Draguer les électeurs de Marine Le Pen en rejetant toute alliance avec le FN et ses dirigeants. Telle est la ligne de crête sur laquelle naviguent à vue le candidat Sarkozy et les siens dans cette campagne. En assurant dans une interview à Minute (en kiosque demain) qu’il y a «une différence notable» entre Marine Le Pen et son père, et, surtout, que la leader frontiste pourra désormais être un «interlocuteur» de l’UMP, Gérard Longuet est sorti des clous et a suscité une vive polémique. Jusque dans son camp. Parce que, selon lui, la candidate FN ne «souffre pas» du penchant de son père pour les «provocations», «il sera désormais possible de parler de sujets difficiles avec un interlocuteur qui n’est pas bienveillant mais qui, au moins, n’est pas disqualifié». Et l’actuel ministre de la Défense de rendre hommage au score «très respectable» de Marine Le Pen au premier tour, avant d’appeler tous les «patriotes» à «faire bloc» contre François Hollande. Interrogé sur son choix en cas de duel gauche/FN au second tour des législatives, Longuet a lâché : «Vous imaginez bien que je ne peux pas voter pour la gauche socialo-communiste» qui «mène à l'échec» et qu’il «combat depuis [ses] plus jeunes années».
Ces déclarations sont-elles surprenantes ?

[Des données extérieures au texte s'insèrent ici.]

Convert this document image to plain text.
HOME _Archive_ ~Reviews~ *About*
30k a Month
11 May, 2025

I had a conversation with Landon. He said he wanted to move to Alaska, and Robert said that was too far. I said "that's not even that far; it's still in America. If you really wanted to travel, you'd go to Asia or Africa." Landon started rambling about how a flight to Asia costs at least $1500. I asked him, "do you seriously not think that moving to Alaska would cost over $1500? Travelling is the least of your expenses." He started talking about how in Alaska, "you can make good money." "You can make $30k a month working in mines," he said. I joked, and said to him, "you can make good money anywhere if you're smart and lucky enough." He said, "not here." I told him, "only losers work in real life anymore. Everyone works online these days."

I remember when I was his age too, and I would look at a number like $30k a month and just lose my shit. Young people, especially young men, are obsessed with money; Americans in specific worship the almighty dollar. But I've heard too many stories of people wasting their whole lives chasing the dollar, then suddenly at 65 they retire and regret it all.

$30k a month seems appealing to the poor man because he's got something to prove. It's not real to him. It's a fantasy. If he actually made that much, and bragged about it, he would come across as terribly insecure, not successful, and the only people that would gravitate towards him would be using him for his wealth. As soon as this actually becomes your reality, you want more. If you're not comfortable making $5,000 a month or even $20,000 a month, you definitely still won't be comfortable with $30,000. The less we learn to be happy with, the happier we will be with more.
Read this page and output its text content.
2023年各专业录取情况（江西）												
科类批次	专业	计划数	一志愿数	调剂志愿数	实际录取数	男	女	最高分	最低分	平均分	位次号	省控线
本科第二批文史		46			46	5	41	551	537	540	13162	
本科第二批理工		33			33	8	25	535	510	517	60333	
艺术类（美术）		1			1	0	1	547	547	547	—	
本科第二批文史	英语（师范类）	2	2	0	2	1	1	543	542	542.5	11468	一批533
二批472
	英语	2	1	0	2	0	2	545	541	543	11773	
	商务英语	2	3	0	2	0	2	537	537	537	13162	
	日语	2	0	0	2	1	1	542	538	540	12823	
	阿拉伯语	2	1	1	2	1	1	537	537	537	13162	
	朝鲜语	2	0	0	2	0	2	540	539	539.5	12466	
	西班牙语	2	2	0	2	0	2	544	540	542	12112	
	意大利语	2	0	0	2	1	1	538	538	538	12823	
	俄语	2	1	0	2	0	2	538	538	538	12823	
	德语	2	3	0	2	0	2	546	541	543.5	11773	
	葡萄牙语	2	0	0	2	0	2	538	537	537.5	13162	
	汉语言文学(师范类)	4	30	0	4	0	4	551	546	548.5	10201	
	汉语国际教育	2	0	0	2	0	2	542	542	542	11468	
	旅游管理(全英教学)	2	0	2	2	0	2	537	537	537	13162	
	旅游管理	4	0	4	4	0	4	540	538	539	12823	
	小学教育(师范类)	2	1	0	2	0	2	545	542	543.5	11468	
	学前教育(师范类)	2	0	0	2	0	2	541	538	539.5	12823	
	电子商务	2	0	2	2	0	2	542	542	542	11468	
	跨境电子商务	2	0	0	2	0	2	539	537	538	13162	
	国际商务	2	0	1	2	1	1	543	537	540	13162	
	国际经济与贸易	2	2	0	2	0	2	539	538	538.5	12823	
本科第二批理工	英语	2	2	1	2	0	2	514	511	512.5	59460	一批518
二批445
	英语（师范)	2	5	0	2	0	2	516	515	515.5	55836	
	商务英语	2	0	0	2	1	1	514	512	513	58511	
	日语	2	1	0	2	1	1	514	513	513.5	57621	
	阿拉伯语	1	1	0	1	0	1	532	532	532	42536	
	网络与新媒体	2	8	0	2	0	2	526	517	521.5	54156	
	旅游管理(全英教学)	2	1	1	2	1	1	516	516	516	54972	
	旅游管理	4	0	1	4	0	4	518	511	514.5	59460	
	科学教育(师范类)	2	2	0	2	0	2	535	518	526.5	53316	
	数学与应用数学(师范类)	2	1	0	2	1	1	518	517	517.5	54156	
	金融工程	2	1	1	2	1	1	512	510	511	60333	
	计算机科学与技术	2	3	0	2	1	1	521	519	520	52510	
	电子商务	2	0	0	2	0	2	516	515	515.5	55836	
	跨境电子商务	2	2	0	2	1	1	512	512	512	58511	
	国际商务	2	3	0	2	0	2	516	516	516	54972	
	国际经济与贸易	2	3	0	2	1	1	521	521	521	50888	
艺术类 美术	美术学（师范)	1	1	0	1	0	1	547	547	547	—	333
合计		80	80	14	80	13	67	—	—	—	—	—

Rien d'étonnant, à première vue, dans la bouche d’un des fondateurs, dans les années 60, du groupuscule d’extrême droite Occident, connu pour ses affrontements avec l'extrême gauche et auquel Alain Madelin et Patrick Devedjian appartenaient aussi. Ces déclarations sont toutefois plus surprenantes dans la bouche d’un responsable de l’UMP qui ne fait pas partie des partisans d’une course folle derrière les voix du FN. Lors de la grand-messe des centristes de l’UMP, vendredi dernier au Mans, Longuet était ainsi au premier rang pour écouter (...)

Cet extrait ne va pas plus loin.